Step 3: Generate tables
This is the last step. Click “Create Tables” and Salesforce2Sql will ask you for your database credentials. Once you click okay on this final screen the tool will attempt to create all those tables for you. Again this will take a couple minutes if you have a large schema. Once the process is complete you can also save the SQL statements for editing and/or later re-use.
That’s it, you now have a database with a schema that matches your org’s structure.
There are a few preferences you might want to experiment with (although I tried to pick smart defaults) when building mirrors. For me the right choices depend on my use case.
Salesforce Picklists are a bit of a special beast.

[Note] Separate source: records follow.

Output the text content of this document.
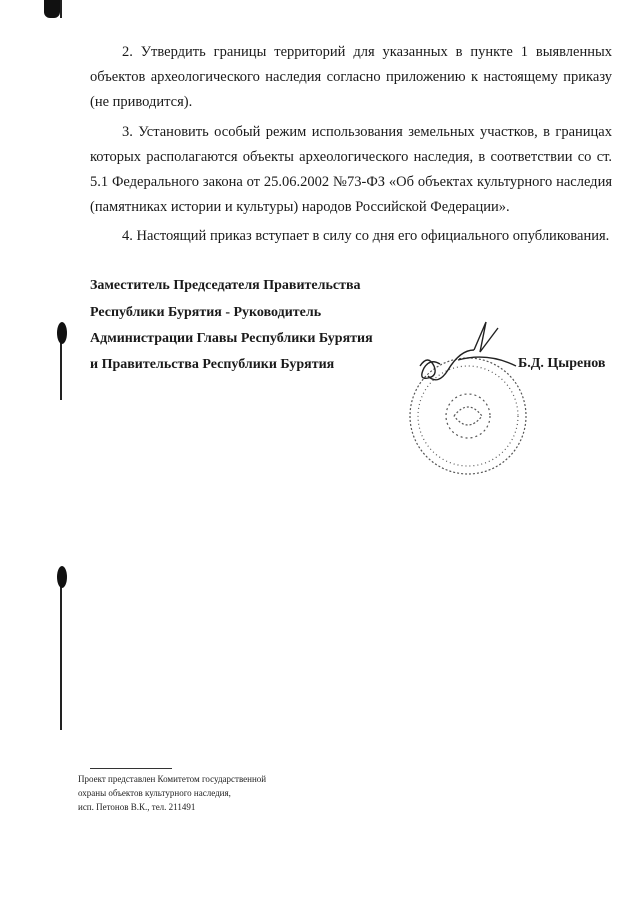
2. Утвердить границы территорий для указанных в пункте 1 выявленных объектов археологического наследия согласно приложению к настоящему приказу (не приводится).

3. Установить особый режим использования земельных участков, в границах которых располагаются объекты археологического наследия, в соответствии со ст. 5.1 Федерального закона от 25.06.2002 №73-ФЗ «Об объектах культурного наследия (памятниках истории и культуры) народов Российской Федерации».

4. Настоящий приказ вступает в силу со дня его официального опубликования.

Заместитель Председателя Правительства
Республики Бурятия - Руководитель
Администрации Главы Республики Бурятия
и Правительства Республики Бурятия	Б.Д. Цыренов
Проект представлен Комитетом государственной
охраны объектов культурного наследия,
исп. Петонов В.К., тел. 211491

The obvious choice is to make a picklist into a SQL Enum to support validation of data. But not all picklists are restricted in Salesforce and aren’t always required. By default the tool will use enum for restricted picklists, varchar for unrestricted picklists, and add blank values to all picklists (since it can’t easily determine if a given picklist is required or not across all page layouts).
If the picklist values in your org are pretty much set, the default settings make a lot of sense. If the picklist values in your org are likely to change you might want to make them all into regular varchar columns.
The next important section contains the index settings. While it is possible to over-index a database I think the three sets of default indexes are pretty good guesses: Id columns, external Ids, and picklists. The one you are most likely not to care about are the enums, and therefore the one you might consider disabling if you aren’t processing on those fields at all. Id columns are now case-sensitive even in MySQL by default as of version 0.7.0 since Salesforce Ids are case sensitive.
The other defaults section let’s you pick a few other system behaviors. The most common to fuss with are first and last in the box.
By default it expects Lookup fields to be 18 character Salesforce Ids – cause that’s what they will be in Salesforce. But during a data migration some people like to put legacy Ids into these fields (I recommend a proper legacy Id field marked as an external Id) so I give the option to use 255 characters instead of 18.
Salesforce also has two categories of fields that are common to ignore in a migration and you may wish to keep out of your database just for ease of use: the audit fields (createdBy and the like) and read-only fields (like formulas). The final two checkboxes in that other defaults section lets you keep those fields out of your clone schema.
The middle two fields control the behavior of field defaults – generally I like these two settings as is in just about every use case, but you may feel differently.
Salesforce2Sql uses Bootswatch themes for design elements. The preference pane also lets you pick a different look-and-feel from their theme list.
There are a couple other details worth knowing.
First, if the process runs into a problem where the SQL engine complains about row size limits Salesforce2Sql will automatically switch all varchar fields to TEXT fields in an attempt to reduce the row size. That will override all preference settings for these fields.
Second, Knex.js – which Salesforce2Sql uses to handle the actual SQL writing – adds indexes as a table alter even when they could be part of the create statement. This makes the process a bit slow and it means that if there are errors during the creation of indexes you may see some errors in the interface but leave you with a pretty-good schema clone.
Finally, yes there is lots of room for improvement. I work on this project when I can, or when I need a bug fixed for my own work. I am excited to get suggestions, ideas, feedback, documentation edits, and code submissions.